Nashville, Tennessee
Herschel Greer Stadium
June 28, 2005
 

1.
Drifter's Escape

2.
Love Minus Zero/No Limit

3.
Lonesome Day Blues

4.
Shooting Star

5.
It's Alright, Ma (I'm Only Bleeding)

6.
Under The Red Sky

7.
Highway 61 Revisited

8.
John Brown (acoustic)

9.
Bye And Bye

10.
Stuck Inside Of Mobile With The Memphis Blues Again

11.
This Wheel's On Fire

12.
Summer Days


13.
Masters Of War

14.
Like A Rolling Stone
 

COMMENTO: YEAAAAA Amiche e amici di Maggie's Farm siamo al Herschel
Greer Stadium di Nashville, Tennessee per questa nuova ed attesissima
puntata di What's Going On In Your Show che come sempre vi è offerto da Sal
'The Man Of Peace' Esposito.

Tralasciando il set dei Greencards e quello
di Willie Nelson andiamo direttamente alla cronaca del set di Bob che si
apre con Drifter's Escape, rivitalizzata rispetto alle ultime esecuzioni
grazie ad un eccellente interplay tra le chitarre di Stu e Danny e il
piano di Bob che inoltre sfoggia una bella prova vocale.

L'alchimia
funziona alla perfezione anche in Love Minus Zero/No Limit in cui
protagonista è la pedal di Don che avvolge la bella linea melodica
creata dalle chitarre di Stu e Danny, Bob interpreta il brano in modo
molto romantico imprimendo al testo una grande dolcezza.

Bob e la band
poi mostrano i muscoli con una poderosa resa di Lonesome Day Blues che
porta in scena il grande blues e la scena è tutta per Stu e Danny che
duellano lungo tutto il brano mentre Bob aggredisce ogni verso e allo
stesso tempo spara qua e là ottimi passaggi di piano.

Il primo highlight
della serata è una magnifica versione di Shooting Star in cui
sull'ottimo tappeto chitarristico di Danny e Stu si stende l'eccellente
melodia pianistica di Bob che sul finale si lancia in un grande solo di
armonica.

It's Alright, Ma (I'm Only Bleeding) vede in bella evidenza il
banjo di Don che duella in modo molto incisivo con le chitarre
elettriche di Stu e Danny spinto dall'ottimo drumming in crescendo di
George che ben si sposa con il cantato di Bob.

Under The Red Sky
mantiene alta la tensione con la pedal steel di Don Herron a guidare
l'ottima linea melodica e a supportare il cantato di Bob, sarebbe il
secondo highlight della serata ma sul finale la band sembra perdersi un po'.
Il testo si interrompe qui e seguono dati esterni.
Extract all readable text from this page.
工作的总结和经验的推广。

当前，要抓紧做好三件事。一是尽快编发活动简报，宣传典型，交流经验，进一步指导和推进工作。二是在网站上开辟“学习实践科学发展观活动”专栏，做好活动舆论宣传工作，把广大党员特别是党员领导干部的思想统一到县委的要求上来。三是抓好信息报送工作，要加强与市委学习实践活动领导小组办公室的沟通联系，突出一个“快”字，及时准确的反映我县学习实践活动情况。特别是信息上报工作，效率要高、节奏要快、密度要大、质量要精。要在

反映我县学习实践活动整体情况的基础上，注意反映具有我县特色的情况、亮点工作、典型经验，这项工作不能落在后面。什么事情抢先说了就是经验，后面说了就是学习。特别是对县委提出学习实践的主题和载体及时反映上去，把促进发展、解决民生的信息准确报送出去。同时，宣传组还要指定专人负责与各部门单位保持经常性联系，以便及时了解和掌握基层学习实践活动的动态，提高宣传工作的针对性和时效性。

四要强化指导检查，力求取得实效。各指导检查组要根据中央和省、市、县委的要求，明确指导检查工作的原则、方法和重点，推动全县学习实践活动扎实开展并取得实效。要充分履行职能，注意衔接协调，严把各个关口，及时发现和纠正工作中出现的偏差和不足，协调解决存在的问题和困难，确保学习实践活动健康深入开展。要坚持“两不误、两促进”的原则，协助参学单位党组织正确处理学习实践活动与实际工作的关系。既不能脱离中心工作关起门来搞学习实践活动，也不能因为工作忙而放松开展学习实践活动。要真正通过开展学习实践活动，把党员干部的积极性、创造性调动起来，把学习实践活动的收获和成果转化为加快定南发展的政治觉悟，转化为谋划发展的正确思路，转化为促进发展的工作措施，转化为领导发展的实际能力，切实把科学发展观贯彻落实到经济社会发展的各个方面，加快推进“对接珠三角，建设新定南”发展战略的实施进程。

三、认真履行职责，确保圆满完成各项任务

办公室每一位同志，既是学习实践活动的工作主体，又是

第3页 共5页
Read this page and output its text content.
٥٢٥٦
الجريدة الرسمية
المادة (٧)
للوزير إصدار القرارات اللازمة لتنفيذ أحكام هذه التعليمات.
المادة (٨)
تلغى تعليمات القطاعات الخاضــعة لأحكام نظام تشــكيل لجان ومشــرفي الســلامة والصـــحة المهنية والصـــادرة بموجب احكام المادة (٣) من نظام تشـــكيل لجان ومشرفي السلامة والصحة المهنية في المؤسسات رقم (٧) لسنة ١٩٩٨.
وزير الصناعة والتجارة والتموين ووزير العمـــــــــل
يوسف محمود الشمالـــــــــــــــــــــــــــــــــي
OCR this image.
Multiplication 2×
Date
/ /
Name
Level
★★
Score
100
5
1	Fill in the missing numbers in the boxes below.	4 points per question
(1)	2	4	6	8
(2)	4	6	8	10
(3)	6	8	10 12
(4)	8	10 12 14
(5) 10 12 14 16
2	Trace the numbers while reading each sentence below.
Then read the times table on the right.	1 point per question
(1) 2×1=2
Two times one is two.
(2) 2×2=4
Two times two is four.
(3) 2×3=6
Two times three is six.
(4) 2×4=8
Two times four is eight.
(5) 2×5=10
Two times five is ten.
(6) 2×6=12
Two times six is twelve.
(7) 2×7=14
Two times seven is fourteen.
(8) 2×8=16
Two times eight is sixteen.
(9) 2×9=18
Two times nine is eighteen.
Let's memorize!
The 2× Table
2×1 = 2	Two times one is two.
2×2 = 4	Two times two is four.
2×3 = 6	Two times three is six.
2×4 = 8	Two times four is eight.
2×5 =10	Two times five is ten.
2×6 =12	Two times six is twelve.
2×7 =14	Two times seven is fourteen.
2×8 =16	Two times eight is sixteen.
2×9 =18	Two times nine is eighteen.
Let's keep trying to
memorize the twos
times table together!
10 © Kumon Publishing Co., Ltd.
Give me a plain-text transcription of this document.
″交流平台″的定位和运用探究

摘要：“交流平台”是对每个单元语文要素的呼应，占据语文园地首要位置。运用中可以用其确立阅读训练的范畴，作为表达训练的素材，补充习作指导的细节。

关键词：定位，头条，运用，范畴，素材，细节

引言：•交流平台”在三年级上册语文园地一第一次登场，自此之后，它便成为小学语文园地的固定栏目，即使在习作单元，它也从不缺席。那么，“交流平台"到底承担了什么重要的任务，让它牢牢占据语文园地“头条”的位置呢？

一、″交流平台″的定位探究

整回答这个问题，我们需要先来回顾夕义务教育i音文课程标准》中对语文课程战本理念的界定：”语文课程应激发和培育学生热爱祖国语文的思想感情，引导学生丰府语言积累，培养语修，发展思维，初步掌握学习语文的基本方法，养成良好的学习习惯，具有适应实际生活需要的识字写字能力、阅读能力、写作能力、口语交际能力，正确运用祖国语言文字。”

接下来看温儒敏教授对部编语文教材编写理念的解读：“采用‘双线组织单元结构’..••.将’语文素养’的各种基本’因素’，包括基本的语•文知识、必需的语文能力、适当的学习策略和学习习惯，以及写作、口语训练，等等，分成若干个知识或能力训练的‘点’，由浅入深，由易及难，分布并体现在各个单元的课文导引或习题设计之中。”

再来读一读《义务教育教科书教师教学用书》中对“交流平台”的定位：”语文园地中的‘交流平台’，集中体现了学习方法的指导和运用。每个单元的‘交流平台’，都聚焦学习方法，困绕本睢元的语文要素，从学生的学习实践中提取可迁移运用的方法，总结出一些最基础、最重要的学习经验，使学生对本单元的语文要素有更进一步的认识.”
Soddisfacente è anche il brano successivo, Highway 61 in cui Bob
sfoggia i suoi classici balletti e soprattutto una voce molto blues.

Don imbraccia di nuovo il banjo ed è tempo di John Brown in una bella
versione acustica che tuttavia viene un po' macchiata da alcuni passaggi
vocali di Bob non particolarmente riusciti.

Il secondo highlight della
serata però arriva con Bye and Bye, resa questa sera in una chiave più
rock con Danny sugli scudi pronto con la sua chitarra a ricamare ottimi
licks in ogni passaggio strumentale, Bob dal canto suo fa del suo meglio
al cantato interpretando con sicurezza il brano.

Il concerto perde un
po' quota con Stuck Inside Of Mobile With The Memphis Blues Again che
pur essendo impregnata degli ottimi passaggi blues ad opera di Danny
sfugge di mano sul finale finendo per essere chiusa un po'
affrettatamente.

Del tutto diversa è poi This Wheel's On Fire in cui Bob
canta in modo magnifico ma soprattutto duetta in grande stile con le
chitarre di Stu e Danny mentre sullo sfondo si muove sinuosa la pedal
steel di Don.

Summer Days chiude la prima parte seguita dalla lunga jam
strumentale in cui Bob detta i tempi per gli assoli di ogni membro della
band.

Dopo la pausa arrivano i bis che questa sera vedono protagoniste
una bella versione acustica di Masters Of War, con Bob autore di una
superba prova vocale e il superclassico Like A Rolling Stone.

Un concerto parzialmente soddisfacente, nella città del country ci saremmo
aspettati qualche spunto in più. Ancora latitanti i duetti con Willie.
Che Bob abbia capito che lo scorso anno non era proprio cosa?